Definitions: The term “disbursements” means, for purposes of this Statement of Principles, expenses paid by a law firm to third parties and incurred in furtherance of the client’s work. The term “other charges” means, for purposes of this Statement of Principles, all charges, including in-house costs, proposed to be charged to a client and not constituting either disbursements or fee for legal services.
DISCLOSURE AND UNDERSTANDING
It is the obligation of the lawyer and law firm to assure that the client fully understands and agrees to the basis for billing for disbursements and other charges. . . .
. . .
DISCLOSURE AND UNDERSTANDING
. . . What constitutes full disclosure in this area, though, can be problematic. Firms now provide varying degrees of disclosure on policies for billing disbursements and other charges, from no written policies to detailed standard firm policies. While a lawyer may provide this disclosure orally, the Section strongly encourages lawyers to provide this disclosure to clients in writing.
The test of whether the disclosure provided to a specific client meets the tests of the Statement of Principles turns on whether the client fully understands the firm’s policies. The lawyer should take appropriate steps to ensure the client understands the policies.
With regard to other charges incurred on behalf of a client, such as photocopying and computer research, firms should charge its costs, unless an understanding with the client specifies otherwise. “Costs” as used in connection with other charges incurred on behalf of a client may include indirect costs reasonably allocable to the service provided as well as direct costs.
. . .
No agreement as to the basis of charges can justify knowingly incurring or billing unnecessary or excessive charges. The lawyer’s invoice for disbursements and other charges billed to the client should be consistent with what has been disclosed and agreed to by the client.
A client may specifically agree to pay an otherwise disproportionate share of a disbursement or other charge (e.g., all of the travel expenses of a lawyer who devotes her/himself to other matters in connection with such travel), but the lawyer has the burden of establishing that the client was fully aware of the situation and specifically approved the arrangement.

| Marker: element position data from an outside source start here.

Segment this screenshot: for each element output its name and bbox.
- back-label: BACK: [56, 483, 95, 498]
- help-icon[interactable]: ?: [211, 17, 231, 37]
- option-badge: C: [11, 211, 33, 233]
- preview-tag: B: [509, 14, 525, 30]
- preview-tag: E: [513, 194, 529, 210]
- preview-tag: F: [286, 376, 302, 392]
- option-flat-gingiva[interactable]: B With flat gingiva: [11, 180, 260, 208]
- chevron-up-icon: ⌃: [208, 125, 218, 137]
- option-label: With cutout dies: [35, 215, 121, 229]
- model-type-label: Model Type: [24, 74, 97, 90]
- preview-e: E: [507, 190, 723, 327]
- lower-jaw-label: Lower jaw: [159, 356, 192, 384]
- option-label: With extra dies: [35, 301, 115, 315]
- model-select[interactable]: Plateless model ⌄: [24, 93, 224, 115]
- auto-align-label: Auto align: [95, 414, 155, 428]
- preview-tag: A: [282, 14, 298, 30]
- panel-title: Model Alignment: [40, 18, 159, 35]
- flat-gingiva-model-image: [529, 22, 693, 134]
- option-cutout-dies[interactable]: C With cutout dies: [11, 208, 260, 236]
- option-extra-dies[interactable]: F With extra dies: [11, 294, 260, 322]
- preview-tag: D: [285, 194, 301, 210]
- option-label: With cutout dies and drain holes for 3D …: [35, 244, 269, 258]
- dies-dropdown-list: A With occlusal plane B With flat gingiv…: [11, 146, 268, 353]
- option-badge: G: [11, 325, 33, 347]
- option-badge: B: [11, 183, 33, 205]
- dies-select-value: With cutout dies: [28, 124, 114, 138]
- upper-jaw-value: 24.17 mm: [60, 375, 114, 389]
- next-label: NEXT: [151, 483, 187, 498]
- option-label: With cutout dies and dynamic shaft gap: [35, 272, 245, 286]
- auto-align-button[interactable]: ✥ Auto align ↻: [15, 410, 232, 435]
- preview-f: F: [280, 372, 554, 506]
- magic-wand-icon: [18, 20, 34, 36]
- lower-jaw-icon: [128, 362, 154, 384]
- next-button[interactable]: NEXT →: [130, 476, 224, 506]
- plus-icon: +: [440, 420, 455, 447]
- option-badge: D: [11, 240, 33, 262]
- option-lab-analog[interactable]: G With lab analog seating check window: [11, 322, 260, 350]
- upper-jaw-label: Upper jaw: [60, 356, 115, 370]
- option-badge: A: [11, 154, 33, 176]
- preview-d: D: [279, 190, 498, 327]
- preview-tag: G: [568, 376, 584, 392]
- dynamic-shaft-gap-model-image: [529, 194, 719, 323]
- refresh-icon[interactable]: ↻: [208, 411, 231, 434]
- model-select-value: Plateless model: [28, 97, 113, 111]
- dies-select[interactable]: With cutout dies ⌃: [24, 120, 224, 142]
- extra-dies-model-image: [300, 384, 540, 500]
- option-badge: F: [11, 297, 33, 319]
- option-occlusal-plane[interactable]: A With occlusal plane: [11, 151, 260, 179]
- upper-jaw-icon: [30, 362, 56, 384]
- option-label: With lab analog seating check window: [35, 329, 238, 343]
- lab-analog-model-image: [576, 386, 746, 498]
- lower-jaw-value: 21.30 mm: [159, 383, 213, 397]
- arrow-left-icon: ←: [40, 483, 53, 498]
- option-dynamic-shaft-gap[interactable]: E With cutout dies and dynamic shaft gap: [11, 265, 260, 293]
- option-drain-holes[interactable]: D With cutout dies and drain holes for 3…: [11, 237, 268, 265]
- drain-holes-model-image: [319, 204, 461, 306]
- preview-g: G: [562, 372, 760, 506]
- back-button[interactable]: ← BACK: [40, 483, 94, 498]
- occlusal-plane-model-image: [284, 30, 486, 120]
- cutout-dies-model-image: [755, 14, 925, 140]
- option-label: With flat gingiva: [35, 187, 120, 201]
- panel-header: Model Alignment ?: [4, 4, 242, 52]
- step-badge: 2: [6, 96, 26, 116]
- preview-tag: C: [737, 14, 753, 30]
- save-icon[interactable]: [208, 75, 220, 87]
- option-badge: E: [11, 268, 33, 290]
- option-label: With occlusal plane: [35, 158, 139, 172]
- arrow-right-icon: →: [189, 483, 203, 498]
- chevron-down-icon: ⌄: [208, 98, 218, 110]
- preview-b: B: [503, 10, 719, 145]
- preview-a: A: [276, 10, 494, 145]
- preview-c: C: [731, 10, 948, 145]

A firm should describe the basis of charges it makes to clients relating to the use of computerized research (LEXIS and Westlaw). For example, a firm may describe (i) whether the client receives credit for any discount the firm receives based on usage and (ii) whether overhead other than direct charges paid to the vendor are included.
A firm should expressly state its rates for duplicating services. It should consider describing as specifically as practicable the situations when outside duplicating services would be used. It should consider providing the client with a choice as to whether outside services or in-house services will be used, particularly when large quantities of duplicating are anticipated. It also should consider disclosing whether any portion of the duplicating charges include a charge for overhead allocations (e.g., copy center staff time, rent on space). The Section believes that a per page charge, if approved by the client, is appropriate.
Word Processing/Special Printing
If a firm charges a client for word processing or other special printing arrangements, it should describe clearly when it would expect to impose such charge. It also should consider stating the method by which it charges for word processing or other special printing arrangements (i.e., fixed hourly rate, rate per document page).
A firm should state the basis of the charges for sending and receiving faxes. For instance, if the rate is based on “cost” and a portion thereof includes overhead allocation for depreciation of equipment or personnel charges in addition to telephone expenses for the cost of a per-minute or per-page fax charge, it should consider stating that basis. The Section believes that a per page or per document charge, if approved by the client, is appropriate.
A firm should disclose the circumstances under which it expects to bill the client for overtime pay to firm staff (including paralegals) and the basis on which charges will be computed.